Des Widerspenstigen Zähmung - Oder: Wie ich lernte, Red Dead Redemption 2 doch noch zu lieben

Morgens die Postkutschen ausrauben, vormittags Bären jagen und einen kapitalen Stör an Land ziehen, sich um 12.00 Uhr mittags mit bösen Buben duellieren, nachmittags durch die Frontscheibe des Saloons krachen, sich danach bei einem gemütlichen Schaumbad wieder erholen und am späten Abend allein in den Sonnenuntergang reiten: Acht Jahre nach Veröffentlichung des ersten Teils liefert Rockstar Games mit Red Dead Redemption 2 endlich die Vorgeschichte zu seinem Wild-West-Hit. Angeblich eine schlappe halbe Milliarde Dollar haben sich die GTA-Macher das Spektakel kosten lassen, um es mit massenhaft Film-Anspielungen und einer der schönsten Spielwelten überhaupt zu veredeln. Aber ist die Geschichte um den Outlaw Arthur Morgan auch spielerisch ein Volltreffer?

New Austin, West Elizabeth, Ambarino, Hew Hanover und Lemoyne: Das sind die Staaten aus Rockstars neuem Open-World-Western, der sich damit – ebenso wie sein Vorgänger – nur entfernt an die historische Realität hält. Umso ernster ist es den GTA-Machern allerdings mit der Inszenierung ihrer epischen Erzählung, die sich an der US-Geschichte um die vorletzte Jahrhundertwende orientiert: Die Tage, in denen das riesige Land von Einwanderern erschlossen wurde und Gesetzlose wie Red Dead Redemption 2-Held Arthur Morgan relativ unbehelligt wüten konnten, sind fast gezählt – der berüchtigte „Wilde“ Westen ist im Begriff, gezähmt zu werden. Ein dichtes Eisenbahnnetz lässt einst riesige Entfernungen zusammenschrumpfen, während Telegrafenmasten in kürzester Zeit Informationen übermitteln und elektrisches Licht selbst kleinste Western-Städte bis in die späte Nacht hell beleuchtet.

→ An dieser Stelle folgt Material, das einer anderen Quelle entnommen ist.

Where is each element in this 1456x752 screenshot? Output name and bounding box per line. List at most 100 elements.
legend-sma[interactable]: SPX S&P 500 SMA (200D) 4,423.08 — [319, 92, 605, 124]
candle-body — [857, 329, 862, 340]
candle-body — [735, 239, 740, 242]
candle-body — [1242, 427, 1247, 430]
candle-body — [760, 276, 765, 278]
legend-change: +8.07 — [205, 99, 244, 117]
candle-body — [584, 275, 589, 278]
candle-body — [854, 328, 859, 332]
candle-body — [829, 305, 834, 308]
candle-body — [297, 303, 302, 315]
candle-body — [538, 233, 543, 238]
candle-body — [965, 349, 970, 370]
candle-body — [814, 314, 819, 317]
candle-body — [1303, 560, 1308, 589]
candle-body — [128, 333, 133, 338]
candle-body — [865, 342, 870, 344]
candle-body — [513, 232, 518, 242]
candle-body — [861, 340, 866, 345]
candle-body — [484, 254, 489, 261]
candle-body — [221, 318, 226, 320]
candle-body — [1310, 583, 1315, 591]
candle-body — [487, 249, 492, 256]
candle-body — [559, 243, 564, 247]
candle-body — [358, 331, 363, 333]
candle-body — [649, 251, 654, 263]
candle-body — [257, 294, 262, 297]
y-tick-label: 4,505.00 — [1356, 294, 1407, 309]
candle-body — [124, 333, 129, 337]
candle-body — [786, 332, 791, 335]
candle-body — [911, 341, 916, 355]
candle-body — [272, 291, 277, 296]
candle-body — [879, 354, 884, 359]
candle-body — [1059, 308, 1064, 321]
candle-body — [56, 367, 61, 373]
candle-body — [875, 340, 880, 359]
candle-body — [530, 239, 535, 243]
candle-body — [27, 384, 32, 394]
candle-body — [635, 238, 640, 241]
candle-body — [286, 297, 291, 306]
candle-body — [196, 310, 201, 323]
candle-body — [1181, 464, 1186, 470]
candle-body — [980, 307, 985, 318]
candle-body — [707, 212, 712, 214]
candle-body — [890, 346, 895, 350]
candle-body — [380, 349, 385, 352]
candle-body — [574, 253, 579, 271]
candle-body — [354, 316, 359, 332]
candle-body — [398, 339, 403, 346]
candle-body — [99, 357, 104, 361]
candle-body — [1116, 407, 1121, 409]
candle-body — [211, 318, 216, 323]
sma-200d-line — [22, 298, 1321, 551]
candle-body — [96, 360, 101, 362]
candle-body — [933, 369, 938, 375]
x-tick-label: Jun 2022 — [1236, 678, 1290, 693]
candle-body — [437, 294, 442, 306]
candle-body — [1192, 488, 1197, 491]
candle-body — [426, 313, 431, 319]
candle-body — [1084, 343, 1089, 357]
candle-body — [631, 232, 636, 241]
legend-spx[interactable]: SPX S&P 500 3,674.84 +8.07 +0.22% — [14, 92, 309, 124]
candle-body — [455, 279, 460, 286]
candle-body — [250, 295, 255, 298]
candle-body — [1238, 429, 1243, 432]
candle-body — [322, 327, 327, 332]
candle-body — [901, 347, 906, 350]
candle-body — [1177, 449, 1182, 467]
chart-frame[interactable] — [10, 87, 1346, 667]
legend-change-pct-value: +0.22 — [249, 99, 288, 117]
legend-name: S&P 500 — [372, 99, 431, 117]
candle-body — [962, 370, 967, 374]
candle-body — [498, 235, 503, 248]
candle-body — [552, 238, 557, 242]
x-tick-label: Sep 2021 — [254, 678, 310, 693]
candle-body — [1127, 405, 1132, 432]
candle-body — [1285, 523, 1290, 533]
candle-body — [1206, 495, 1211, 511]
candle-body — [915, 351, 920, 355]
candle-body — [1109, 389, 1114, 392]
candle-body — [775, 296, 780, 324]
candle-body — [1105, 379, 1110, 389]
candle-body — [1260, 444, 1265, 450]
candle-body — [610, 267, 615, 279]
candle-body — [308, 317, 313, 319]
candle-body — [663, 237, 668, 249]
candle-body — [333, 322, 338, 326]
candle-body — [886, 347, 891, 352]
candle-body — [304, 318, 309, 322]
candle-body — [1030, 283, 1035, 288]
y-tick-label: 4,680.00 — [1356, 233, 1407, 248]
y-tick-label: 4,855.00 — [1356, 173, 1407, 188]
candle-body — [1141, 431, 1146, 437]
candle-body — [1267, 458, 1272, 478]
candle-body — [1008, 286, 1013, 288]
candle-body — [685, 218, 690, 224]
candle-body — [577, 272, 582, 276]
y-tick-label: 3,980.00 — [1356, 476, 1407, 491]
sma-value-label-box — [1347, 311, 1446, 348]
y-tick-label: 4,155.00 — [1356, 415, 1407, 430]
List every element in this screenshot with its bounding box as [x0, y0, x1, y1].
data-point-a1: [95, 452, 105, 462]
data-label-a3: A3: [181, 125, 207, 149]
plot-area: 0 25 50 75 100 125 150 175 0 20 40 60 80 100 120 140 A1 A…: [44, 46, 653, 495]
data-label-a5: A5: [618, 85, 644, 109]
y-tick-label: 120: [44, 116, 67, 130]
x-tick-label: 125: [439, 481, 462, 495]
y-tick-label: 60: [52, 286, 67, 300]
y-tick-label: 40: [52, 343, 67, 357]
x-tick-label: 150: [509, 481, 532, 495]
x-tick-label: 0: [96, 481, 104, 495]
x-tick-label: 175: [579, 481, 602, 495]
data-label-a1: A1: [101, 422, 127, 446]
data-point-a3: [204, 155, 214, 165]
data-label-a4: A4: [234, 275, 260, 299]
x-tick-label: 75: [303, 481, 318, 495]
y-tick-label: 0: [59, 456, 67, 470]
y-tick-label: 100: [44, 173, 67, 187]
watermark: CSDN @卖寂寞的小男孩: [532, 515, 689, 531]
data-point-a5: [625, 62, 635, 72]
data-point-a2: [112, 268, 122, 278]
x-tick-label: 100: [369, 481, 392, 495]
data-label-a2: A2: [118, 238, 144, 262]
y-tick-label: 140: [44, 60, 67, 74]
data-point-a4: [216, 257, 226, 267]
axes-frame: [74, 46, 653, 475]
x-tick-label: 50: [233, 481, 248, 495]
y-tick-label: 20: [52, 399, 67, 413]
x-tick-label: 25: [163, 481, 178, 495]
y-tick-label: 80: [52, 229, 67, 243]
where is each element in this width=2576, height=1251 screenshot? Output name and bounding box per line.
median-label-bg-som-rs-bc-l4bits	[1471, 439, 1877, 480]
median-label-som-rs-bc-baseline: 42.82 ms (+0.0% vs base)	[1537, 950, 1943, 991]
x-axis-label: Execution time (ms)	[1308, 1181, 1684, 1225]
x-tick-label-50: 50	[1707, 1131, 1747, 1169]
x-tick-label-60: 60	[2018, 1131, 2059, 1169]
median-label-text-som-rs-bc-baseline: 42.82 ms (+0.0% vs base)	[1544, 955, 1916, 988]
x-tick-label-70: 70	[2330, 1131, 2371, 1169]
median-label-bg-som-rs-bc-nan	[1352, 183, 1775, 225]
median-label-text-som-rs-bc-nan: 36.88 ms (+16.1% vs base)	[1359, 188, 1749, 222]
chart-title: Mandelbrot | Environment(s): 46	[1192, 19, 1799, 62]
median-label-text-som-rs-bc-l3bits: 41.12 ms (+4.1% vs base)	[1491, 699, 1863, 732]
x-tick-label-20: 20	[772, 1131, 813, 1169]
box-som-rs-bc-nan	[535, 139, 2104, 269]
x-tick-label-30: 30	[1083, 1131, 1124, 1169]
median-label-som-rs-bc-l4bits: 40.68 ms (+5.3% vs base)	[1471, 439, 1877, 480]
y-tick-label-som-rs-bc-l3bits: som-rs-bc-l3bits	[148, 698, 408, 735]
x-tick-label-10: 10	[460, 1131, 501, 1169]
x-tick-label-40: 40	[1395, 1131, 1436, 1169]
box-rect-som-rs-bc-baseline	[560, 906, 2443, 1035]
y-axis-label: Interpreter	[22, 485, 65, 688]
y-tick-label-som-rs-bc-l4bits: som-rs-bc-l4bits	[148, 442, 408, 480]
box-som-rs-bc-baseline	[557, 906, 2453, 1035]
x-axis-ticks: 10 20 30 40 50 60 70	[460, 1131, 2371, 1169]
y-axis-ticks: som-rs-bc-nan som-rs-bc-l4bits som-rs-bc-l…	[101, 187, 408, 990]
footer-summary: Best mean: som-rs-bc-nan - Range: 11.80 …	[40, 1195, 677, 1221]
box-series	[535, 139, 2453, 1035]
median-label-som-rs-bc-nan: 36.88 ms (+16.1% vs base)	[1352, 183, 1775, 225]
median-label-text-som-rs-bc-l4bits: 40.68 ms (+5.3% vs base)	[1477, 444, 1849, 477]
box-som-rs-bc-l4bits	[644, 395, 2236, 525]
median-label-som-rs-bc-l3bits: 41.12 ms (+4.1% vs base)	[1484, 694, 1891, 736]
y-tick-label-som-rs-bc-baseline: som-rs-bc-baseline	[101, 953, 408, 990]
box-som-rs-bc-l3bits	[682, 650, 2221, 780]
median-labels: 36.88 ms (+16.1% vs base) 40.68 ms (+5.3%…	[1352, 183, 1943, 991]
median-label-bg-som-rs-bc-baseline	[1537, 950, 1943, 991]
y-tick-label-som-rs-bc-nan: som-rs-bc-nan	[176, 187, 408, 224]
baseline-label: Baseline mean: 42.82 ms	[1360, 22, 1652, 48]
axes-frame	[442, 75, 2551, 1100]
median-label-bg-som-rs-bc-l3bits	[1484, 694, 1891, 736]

Malerisches Städtchen, in dem oft noch immer das Faust- und Schieß-Recht herrscht: Valentine

Kurzum: Der Fortschritt hält Einzug – und Outlaw-Banden wie die „Dutch van der Linde“-Gang, zu der Arthur und seine Waffenbrüder zählen, werden von privaten Schutz-Agenturen wie den Pinkertons gnadenlos bis an die Grenzen der rasant wuchernden Zivilisation verfolgt.

Die Ausritte in die freie Natur verblüffen mit wunderschönem Aus- und viel Weitblick.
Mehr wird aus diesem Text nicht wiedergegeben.